Dorothy Lichtenstein
Dorothy Lichtenstein is president of the Roy Lichtenstein Foundation, New York, which is dedicated to the encouragement of a broad understanding of the art of her late husband Roy Lichtenstein and the artists of his time. After studying art history at Arcadia University (formerly Beaver College), Glenside, Pennsylvania, she became director of the pioneering Paul Bianchini Gallery, New York, where she organized Pop art exhibitions and associated projects. Lichtenstein also worked in New York with William Copley, editing and publishing portfolios of artists’ works for the Letter Edged in Black Press.
Remaining committed to art and culture and serving on the boards of numerous New York institutions, including Studio in a School, Studio Institute, Trisha Brown Dance Company, and Stony Brook Foundation, Lichtenstein is also a member of the International Advisory Board of LongHouse Reserve, New York, a member of the Director’s Advisory Council of MASS MoCA, and a Lifetime Trustee of the Parrish Art Museum, New York. Lichtenstein is equally committed to scientific research and serves on the Leadership Council of the New York Stem Cell Foundation. In 2001 the French Ministry of Culture and Communication awarded her an Officier del’ Ordre des Arts et des Lettres. Lichtenstein has served on the board of the Robert Rauschenberg Foundation since 2011.
Excerpt from Interview with Dorothy Lichtenstein by Jeanmarie Theobalds, 2014
Lichtenstein: And Bob took so many photographs and then he used those photographs in his work. And not just his photographs, sometimes images from newspapers and various things. And he combined so many objects and images that you wouldn’t think could relate to each other but, in the end, they did.
[ . . . ]
Theobalds: Why do you think people have become more tolerant of artists changing?
Lichtenstein: Oh, well I just think that we’re so bombarded with images. There’s a desire for things to be new. People expect to be stimulated in a new way, the art world is so global. I always thought, in the sixties, when I got involved with the contemporary art world, you could almost name all the artists in California, Chicago, New York, and those who came over from France or Paris or London. It seemed like something you could hold in your mind even if the work looked different. And I think now [ . . . ] it’s just—in a world with so much information and imagery coming at you all the time, I think it’s almost sometimes hard to know what you're looking at. I think with Bob’s disparate images, I think he foreshadowed that.

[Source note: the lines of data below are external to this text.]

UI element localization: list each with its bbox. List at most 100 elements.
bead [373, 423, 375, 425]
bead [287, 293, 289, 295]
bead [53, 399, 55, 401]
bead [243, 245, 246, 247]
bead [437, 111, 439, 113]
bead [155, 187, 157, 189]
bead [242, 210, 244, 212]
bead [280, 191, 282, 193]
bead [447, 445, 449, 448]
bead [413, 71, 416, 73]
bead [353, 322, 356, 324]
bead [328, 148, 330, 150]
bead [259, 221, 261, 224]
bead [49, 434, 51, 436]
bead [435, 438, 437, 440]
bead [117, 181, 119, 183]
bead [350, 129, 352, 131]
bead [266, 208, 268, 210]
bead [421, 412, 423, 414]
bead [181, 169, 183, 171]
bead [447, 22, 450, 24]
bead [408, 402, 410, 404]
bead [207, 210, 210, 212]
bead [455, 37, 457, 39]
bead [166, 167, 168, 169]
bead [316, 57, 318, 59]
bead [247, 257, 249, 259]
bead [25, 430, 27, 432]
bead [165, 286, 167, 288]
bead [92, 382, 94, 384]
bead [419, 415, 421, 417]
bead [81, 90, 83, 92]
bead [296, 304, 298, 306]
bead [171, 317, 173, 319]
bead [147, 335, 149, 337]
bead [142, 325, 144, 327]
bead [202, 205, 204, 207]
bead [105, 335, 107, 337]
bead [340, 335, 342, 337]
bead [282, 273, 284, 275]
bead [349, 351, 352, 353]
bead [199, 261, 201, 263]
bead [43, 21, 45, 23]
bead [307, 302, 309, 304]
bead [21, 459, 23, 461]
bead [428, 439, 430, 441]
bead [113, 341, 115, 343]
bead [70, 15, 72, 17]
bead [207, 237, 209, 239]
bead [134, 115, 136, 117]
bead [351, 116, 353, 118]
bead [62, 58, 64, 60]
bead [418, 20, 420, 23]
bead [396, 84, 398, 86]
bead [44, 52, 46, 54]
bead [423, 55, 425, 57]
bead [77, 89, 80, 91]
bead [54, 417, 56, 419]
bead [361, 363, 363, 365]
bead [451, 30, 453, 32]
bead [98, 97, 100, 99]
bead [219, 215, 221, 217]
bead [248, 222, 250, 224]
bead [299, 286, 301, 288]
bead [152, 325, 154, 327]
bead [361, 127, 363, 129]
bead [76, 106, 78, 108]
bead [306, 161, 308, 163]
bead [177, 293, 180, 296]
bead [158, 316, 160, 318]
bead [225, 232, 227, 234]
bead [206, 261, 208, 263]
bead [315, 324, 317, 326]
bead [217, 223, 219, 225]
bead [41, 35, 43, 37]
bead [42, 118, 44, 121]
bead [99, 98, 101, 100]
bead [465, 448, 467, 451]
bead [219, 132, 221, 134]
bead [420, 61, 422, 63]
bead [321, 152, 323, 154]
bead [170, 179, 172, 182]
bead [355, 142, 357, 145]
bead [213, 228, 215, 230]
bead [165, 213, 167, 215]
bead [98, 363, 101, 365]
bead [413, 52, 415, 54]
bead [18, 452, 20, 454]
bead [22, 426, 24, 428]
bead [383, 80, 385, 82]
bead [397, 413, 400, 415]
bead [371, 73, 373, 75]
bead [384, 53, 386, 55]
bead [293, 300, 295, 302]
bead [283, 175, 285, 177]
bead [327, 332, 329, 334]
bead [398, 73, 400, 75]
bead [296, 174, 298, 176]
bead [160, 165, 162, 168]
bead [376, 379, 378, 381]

Theobalds: How do you mean?
Lichtenstein: Well, he put things that weren’t supposed to go together or people didn’t think would work together—sometimes they were old master images, sometimes they were his own photographs, sometimes they were completely mundane objects, and I actually think people don’t really understand his work that well. Maybe, when I talk about looking back at a group of work when you have a vantage point of time, people will see it, will see how modern and futuristic it was.